Образ ее уходил, и перед ним явственно вставали копии знаменитых фресок Рафаэля из Ватиканского дворца, картин Тициана, Гвидо, Рени, Гверчино, других итальянских мастеров. Собирая осколки памяти, Алексей забыл, что давно уже ходит по Рафаэлевскому, Тицианскому залам Академии художеств, куда принес эскизы шести образов и прошение на присвоение ему звания академика.

* * *

— Вы только послушайте, что пишет наш вечный кандидат в академики Травин, — потряс листком бумаги вице-президент Академии, граф Федор Петрович Толстой.

«Имел счастье выполнить поручение Ея Императорского Высочества Государыни Великой Княгини Елены Павловны в Ораниенбауме Придворную церковь Святого Пантелеймона, выстроенную знаменитым Ринальди во вкусе рококо, которая в 1818 году была изуродована, я привел ее в первобытное состояние…»

— Кто вспомнит, какой раз он про эту церковь пишет?
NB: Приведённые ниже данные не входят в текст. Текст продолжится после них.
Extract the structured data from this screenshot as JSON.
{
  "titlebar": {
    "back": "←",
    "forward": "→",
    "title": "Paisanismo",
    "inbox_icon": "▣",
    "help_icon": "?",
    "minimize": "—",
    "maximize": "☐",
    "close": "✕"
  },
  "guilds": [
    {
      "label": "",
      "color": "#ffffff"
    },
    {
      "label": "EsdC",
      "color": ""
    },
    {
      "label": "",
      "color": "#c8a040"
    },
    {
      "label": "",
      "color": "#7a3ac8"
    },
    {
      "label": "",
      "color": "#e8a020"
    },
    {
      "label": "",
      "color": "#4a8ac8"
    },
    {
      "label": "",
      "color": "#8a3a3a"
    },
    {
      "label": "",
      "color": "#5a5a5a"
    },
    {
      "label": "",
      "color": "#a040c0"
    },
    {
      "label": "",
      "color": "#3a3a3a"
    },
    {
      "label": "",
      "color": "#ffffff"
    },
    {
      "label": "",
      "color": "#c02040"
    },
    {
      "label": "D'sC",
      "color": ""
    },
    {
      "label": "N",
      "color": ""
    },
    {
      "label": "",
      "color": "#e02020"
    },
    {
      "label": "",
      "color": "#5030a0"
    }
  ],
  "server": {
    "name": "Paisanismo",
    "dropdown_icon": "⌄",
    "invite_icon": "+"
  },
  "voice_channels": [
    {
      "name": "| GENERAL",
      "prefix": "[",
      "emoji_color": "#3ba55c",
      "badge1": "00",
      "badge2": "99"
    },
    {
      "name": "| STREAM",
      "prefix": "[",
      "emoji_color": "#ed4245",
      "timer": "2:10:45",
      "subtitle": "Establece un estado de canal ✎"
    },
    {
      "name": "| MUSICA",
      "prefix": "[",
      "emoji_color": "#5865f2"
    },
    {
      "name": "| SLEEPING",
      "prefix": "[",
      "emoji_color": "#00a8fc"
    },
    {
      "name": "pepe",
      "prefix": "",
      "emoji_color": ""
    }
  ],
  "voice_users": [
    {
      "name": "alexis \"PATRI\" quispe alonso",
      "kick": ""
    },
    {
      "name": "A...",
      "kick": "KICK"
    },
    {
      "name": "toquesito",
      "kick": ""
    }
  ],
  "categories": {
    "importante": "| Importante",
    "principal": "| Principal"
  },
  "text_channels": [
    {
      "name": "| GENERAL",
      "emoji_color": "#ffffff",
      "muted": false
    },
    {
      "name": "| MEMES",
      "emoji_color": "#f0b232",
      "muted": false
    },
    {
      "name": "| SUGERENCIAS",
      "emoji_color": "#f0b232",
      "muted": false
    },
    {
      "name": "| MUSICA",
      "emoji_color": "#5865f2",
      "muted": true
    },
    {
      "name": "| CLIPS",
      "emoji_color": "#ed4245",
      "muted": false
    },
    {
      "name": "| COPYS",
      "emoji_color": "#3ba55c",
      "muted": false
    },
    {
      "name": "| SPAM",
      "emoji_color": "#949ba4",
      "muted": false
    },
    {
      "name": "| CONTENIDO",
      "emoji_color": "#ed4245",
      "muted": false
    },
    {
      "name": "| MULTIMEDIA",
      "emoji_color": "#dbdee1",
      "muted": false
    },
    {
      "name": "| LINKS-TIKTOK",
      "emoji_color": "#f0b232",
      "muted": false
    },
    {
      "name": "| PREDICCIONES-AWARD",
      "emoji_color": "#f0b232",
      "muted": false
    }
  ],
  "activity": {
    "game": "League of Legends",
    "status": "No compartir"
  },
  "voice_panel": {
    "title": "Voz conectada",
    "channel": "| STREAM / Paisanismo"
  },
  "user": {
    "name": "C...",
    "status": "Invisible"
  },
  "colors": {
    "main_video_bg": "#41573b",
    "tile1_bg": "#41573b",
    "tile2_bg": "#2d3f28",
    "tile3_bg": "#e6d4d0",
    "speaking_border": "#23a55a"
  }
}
Мне кажется в третий, — прервав чтение, проговорил Толстой.

— По мне так второй раз, — отозвался ректор по архитектуре Константин Андреевич Тон.

— Помню, раза три до этого читал нечто подобное, но несколько в иной интерпретации, — задумчиво произнес ректор по отделу живописи и ваяний Федор Антонович Бруни, продолжая неотрывно смотреть в окно на падающий снег.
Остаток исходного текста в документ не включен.